Moira McCarthy Stanford and her husband, Sean Stanford, were recently honored by the New England Chapter of JDRF at the Boston One Night Gala. Moira is an author, speaker, dedicated diabetes advocate, mentor and educator. When her daughter, Lauren, was diagnosed 18 years ago, Moira jumped into the diabetes community and hasn't looked back. Stacey talks to Moira about this honor and about the dress she wore to the Gala. Seamstress (and type 1 mom) Darlene Winn crafted it and hand-embroidered dozens of names into the lining - names of "T1D heroes I love," says Moira. You'll also hear from Moira & Sean's daughters, Lauren and Leigh. They talk about what this honor means to their family and how their parents kept a balance of diabetes management, helping the community and living a full and happy life outside of T1D (Leigh does not have diabetes). Stacey also talks with the JDRF chapter about why they chose Moira and to the director of the JDRF Ride to Cure Diabetes. Moira more recently became involved in that organization and completed a grueling ride with Lauren last year.
"My Diabetes Secret" is a place to share thoughts, frustrations and experiences online while staying anonymous. Creator Christopher Snider is also behind #DayOfDiabetes on Twitter and hosts the podcast "Just Talking. Diagnosed with type 1 in college, Snider shares why social media is important to his diabetes management and why he'd like to help other health communities with the "My Disease Secret" platform. Stacey also shares some advice she's been given for dealing with Dexcom-related skin issues.
Three of the advocates behind the Spare a Rose charity campaign explain how it helps children with diabetes in the developing world.

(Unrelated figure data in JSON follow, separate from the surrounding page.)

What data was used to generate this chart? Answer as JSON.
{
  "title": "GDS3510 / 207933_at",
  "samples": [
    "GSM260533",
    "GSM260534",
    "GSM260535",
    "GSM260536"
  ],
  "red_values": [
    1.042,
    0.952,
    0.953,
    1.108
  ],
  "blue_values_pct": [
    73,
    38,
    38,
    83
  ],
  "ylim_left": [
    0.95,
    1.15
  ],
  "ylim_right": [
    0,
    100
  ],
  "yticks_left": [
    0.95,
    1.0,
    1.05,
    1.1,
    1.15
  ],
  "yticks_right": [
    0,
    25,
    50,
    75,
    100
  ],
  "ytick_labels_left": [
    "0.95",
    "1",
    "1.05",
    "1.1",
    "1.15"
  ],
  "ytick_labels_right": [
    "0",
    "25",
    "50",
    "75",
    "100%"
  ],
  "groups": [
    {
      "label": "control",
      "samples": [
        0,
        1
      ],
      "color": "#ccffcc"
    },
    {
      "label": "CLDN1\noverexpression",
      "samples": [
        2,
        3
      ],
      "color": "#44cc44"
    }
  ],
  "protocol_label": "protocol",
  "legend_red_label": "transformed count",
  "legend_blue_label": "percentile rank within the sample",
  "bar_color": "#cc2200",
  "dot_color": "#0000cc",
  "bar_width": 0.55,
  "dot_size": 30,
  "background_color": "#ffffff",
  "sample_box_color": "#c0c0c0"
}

Kerri Sparling, Scott Johnson & Bennet Dunlap also play a few diabetes-news games with listeners. This episode is our contribution to Diabetes Podcast Week, a first of its kind effort organized by Stacey.
Manny Hernandez was diagnosed with type 1 diabetes as an adult; he was first misdiagnosed as having type 2. Now with Livongo Health, Manny co-founded Diabetes Hands Foundation in 2007. This week he announced he will return to the Board. Our Community Connection this week is Anja Busse, the girl who started the petition asking American Girl Doll to add diabetes accessories to their wildly popular line. Two weeks ago, they made a diabetes kit available in stores and online.
DPAC is a new effort to make it easier for people with diabetes to communicate with policy makers. Co-founder Bennet Dunlap explains how Diabetes Patient Advocacy Coalition works and how we can all take part. Our Community Connection is with Stacey's cousin, Aaron. He shares his experience at JDRF Children's Congress this summer.
In 2014, Sierra Sandison won the Miss Idaho pageant with an insulin pump clipped to her bikini, prompting the #showmeyourpump social media movement. We talk about her new book and online projects as well as take a look back at her incredible experience at the Miss America Pageant. In Community Connections, you'll hear about a new diagnosis, a new school, and a fortuitous meeting for the family of a first grader.